1. En troisième maternelle (M3) : traitement épi-phonologique

La tâche de jugement de similarité phonologique était inspirée de la tâche de détection de l’intrus de Bradley et Bryant (1983) et par son adaptation imagée de Harris et Beech (1998). Notre version consistait à présenter une image à l’enfant (le modèle) puis deux autres images : la cible et un item distracteur. L’enfant devait choisir l’image présentant un son final similaire à celui de la cible. Afin d’obtenir davantage d’informations sur les stratégies utilisées par les enfants sourds, nous avons élaboré deux catégories de distracteurs : l’item distracteur c’est-à-dire l’item qui ne rime pas avec le modèle était soit très différent du point de vue articulatoire de l’item cible (exemple : modèle : château /∫a/– cible : manteau /mặto/– distracteur : fusée /fyze/) soit très proche au niveau de la rime (exemple : modèle : landau /lặdo/– cible : radeau /rado/ – distracteur : bijou /biзu/). Si les représentations phonologiques des enfants sourds ont une origine principalement dérivée de la lecture labiale, l’identification de la cible devrait être plus difficile lorsque la cible et le distracteur partageront la même image labiale finale, suggérant ainsi que les images labiales aideraient les enfants sourds à détecter les similitudes phonologiques finales des mots. Ainsi nous attendons des scores plus élevés quand le distracteur est labialement distinct de la cible que lorsqu’il en est proche chez les enfants sourds. Compte tenu du fait que le LPC a pour fonction de lever l’ambiguïté délivrée par la lecture labiale, l’effet de similitude labiale pourra être moins important chez les enfants exposés au LPC, en particulier les enfants sourds LPC-M (Charlier & Leybaert, 2000 ; Sterne & Goswami, 2000). Deux catégories de cibles ont été également constituées de sorte que dans 50% des cas, l’item cible comprenait une syllabe finale commune avec le modèle (exemple : modèle : château – cible : manteau) et dans l’autre cas, l’item cible avait la même rime que le modèle (exemple : modèle : sabot – cible : rideau).
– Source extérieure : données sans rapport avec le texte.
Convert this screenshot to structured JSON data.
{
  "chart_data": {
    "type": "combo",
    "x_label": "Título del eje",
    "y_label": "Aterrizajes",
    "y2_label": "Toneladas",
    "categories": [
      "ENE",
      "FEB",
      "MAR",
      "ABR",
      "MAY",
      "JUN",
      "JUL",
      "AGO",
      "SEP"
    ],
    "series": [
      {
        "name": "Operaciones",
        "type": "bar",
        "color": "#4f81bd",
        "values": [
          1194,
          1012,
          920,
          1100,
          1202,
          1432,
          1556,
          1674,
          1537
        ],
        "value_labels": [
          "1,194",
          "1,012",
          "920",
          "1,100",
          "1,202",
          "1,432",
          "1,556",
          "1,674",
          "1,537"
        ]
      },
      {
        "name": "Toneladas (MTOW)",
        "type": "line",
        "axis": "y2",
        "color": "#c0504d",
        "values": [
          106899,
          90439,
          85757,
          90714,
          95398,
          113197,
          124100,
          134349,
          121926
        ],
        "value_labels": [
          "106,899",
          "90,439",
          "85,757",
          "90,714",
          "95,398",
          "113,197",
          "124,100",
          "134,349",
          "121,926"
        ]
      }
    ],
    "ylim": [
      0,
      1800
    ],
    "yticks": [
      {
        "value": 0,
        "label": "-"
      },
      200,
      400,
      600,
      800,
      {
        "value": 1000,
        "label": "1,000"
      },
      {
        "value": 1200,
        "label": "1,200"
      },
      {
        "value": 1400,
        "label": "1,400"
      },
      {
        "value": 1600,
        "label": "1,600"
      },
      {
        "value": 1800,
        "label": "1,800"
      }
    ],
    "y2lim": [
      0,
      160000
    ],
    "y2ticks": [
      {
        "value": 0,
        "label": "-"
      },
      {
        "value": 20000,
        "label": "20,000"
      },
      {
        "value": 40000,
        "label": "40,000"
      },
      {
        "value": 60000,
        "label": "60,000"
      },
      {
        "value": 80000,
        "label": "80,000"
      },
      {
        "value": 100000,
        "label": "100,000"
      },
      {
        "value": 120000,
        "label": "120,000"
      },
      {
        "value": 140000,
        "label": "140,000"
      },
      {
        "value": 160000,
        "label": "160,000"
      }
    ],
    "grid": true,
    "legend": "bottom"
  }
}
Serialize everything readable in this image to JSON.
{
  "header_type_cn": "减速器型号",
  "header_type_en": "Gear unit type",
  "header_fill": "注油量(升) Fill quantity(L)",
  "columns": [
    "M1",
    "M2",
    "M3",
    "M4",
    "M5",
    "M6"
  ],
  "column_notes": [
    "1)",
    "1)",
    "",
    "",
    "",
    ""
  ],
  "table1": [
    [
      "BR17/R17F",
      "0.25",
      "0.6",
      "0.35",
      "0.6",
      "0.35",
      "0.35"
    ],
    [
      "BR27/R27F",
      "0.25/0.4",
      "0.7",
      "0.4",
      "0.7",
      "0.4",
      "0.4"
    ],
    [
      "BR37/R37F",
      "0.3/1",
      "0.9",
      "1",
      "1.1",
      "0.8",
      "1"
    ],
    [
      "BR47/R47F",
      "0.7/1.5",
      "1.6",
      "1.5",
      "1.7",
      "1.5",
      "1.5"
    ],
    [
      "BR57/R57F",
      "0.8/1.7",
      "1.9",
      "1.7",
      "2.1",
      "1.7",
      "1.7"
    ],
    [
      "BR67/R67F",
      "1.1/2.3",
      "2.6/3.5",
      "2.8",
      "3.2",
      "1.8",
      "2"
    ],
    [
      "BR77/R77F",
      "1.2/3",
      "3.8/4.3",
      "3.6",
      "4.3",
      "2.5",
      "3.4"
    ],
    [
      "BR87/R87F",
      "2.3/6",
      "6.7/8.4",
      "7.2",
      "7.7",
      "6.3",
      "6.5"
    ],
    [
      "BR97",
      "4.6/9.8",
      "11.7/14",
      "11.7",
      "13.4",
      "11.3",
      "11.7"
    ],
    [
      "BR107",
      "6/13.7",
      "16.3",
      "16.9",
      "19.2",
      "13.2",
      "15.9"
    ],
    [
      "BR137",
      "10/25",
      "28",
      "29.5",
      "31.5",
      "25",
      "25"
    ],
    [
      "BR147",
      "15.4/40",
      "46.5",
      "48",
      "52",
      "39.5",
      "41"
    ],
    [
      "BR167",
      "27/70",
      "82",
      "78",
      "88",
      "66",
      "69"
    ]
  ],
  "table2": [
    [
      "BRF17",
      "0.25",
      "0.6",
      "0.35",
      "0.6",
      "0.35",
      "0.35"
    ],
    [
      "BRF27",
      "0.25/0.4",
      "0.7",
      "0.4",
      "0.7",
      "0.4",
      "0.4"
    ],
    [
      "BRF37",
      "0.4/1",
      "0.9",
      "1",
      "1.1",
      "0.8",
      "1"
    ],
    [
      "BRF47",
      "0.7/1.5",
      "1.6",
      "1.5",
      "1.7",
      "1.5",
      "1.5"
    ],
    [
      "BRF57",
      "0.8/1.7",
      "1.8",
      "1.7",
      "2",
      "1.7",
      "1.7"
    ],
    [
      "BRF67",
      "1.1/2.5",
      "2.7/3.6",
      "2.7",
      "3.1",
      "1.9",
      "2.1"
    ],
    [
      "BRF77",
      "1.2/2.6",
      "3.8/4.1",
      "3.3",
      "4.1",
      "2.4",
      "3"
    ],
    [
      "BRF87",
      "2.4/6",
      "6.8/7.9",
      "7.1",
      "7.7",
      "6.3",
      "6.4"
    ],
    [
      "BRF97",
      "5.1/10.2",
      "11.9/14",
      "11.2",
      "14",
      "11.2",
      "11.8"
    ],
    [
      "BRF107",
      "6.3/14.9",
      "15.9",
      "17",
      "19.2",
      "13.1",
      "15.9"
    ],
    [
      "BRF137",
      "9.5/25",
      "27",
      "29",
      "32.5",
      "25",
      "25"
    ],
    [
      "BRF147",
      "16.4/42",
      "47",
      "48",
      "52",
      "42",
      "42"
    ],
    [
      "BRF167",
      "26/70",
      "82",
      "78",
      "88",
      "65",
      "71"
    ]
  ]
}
Un effet du type d’Unité linguistique sur l’habileté à juger des similitudes phonologiques était attendu. Le fait que la conscience syllabique se développerait très tôt chez les enfants entendants, à l’âge de 3-4 ans (Liberman et al., 1974), nous a amené à prédire que tous les groupes, sourds et entendants détecteront plus facilement l’item cible lorsque celui-ci partage l’unité syllabique que lorsqu’il partage uniquement la rime.

La tâche de génération de rimes était inspirée par les tests de Lecocq (1991). Nous avons demandé aux enfants de générer des mots rimants avec chaque dessin modèle proposé.

Pour les deux tâches 1 , un haut niveau de réponses correctes était attendu pour les participants ayant accès à des représentations phonologiques précises. Ce serait vraisemblablement le cas des enfants entendants. La question principale était de savoir si cela serait également le cas des enfants sourds ayant bénéficié d’une exposition précoce au LPC. Si ces enfants développaient des représentations phonologiques abstraites via une entrée visuelle spécifiant tous les contrastes phonologiques, ils pouvaient présenter les mêmes caractéristiques que les enfants entendants et montrer des différences par rapport aux autres enfants sourds (Oral et LPC–E) dont les représentations phonologiques sont inadéquates et plus dépendantes de l’entrée labiale.

Notes
1.

Ces deux tâches (jugement de similarité phonologique et génération de rimes) ont fait l’objet d’une étude préliminaire (Paire-Ficout, Colin, Magnan, & Ecalle, 2003).